When two levels share the same span (e.g. bytes & characters) Keemena derives a CrossMap:

cm = alignment_byte_to_word(byte_corp, word_corp)
dst_word_idx = cm.alignment[src_byte_idx]     # O(1) lookup

build_ensure_alignments! automatically adds three canonical maps to every bundle:

(:byte      , :character)
(:byte      , :word)
(:character , :word)

Practical snippets

Extract raw text for the 42-nd word

wc   = bundle.levels[:word].corpus
span = wc.word_offsets[42] : wc.word_offsets[43] - 1
raw  = String(codeunits(bundle.extras.raw_text)[span])

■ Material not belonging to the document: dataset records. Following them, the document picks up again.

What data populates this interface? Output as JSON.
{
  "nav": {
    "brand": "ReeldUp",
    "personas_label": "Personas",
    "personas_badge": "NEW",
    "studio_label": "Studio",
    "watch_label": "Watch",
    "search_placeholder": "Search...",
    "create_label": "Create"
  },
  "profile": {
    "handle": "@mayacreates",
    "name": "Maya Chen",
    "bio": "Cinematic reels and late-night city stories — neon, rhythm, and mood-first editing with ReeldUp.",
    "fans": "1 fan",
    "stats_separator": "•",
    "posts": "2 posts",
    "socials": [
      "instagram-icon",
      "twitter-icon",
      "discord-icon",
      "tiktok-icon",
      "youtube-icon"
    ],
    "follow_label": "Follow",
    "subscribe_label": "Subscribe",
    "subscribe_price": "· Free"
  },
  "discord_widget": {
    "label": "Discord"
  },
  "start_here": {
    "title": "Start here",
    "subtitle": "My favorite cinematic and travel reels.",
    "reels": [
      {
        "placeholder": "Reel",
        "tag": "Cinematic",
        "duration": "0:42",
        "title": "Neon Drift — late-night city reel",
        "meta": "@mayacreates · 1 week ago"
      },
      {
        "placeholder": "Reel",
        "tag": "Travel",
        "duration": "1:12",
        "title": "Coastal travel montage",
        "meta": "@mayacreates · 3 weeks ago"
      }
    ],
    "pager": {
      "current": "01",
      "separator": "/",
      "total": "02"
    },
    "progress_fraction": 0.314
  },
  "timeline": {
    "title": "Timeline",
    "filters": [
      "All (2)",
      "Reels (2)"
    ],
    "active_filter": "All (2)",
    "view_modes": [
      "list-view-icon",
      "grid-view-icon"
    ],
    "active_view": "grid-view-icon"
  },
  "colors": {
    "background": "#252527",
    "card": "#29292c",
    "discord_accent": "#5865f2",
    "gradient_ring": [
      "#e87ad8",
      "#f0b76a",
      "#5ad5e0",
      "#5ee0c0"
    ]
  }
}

Sentence lengths (words per sentence)

wc  = bundle.levels[:word].corpus
snt = wc.sentence_offsets                       # requires record_sentence_offsets=true
lengths = diff(snt)                             # Vector{Int}

Shuffle paragraph spans

pc = bundle.levels[:paragraph].corpus
spans = [pc.paragraph_offsets[i] : pc.paragraph_offsets[i+1] - 1
         for i in 1:length(pc.paragraph_offsets)-1]
shuffle!(spans)

Add a custom level (advanced workflow)

#  build monotone offset vector (leading 1, trailing n+1)
my_offs = [1, 8, 15, 22, n_tokens + 1]

#  clone an existing corpus and attach new offsets
corpus = deepcopy(bundle.levels[:word].corpus)
setfield!(corpus, :my_offsets, my_offs)

#  wrap & insert; add_level! validates and registers lookup entry
my_lvl = LevelBundle(corpus,
                     bundle.levels[:word].vocabulary)
add_level!(bundle, :my_level, my_lvl)

Troubleshooting

Symptom	Likely cause	Fix
'offsets define k segments but corpus has n tokens'	duplicate or missing trailing sentinel	regenerate offsets or let streaming merge rebuild them
'Offsets must be strictly increasing'	offsets edited out of order	sort or recreate
Alignment length mismatch	corpora built from different cleaned text	re-process both levels in the same pipeline

Following these rules keeps all built-in helpers—slicing utilities, streaming merge, alignment builders—working seamlessly and lets your custom levels interoperate with the rest of KeemenaPreprocessing.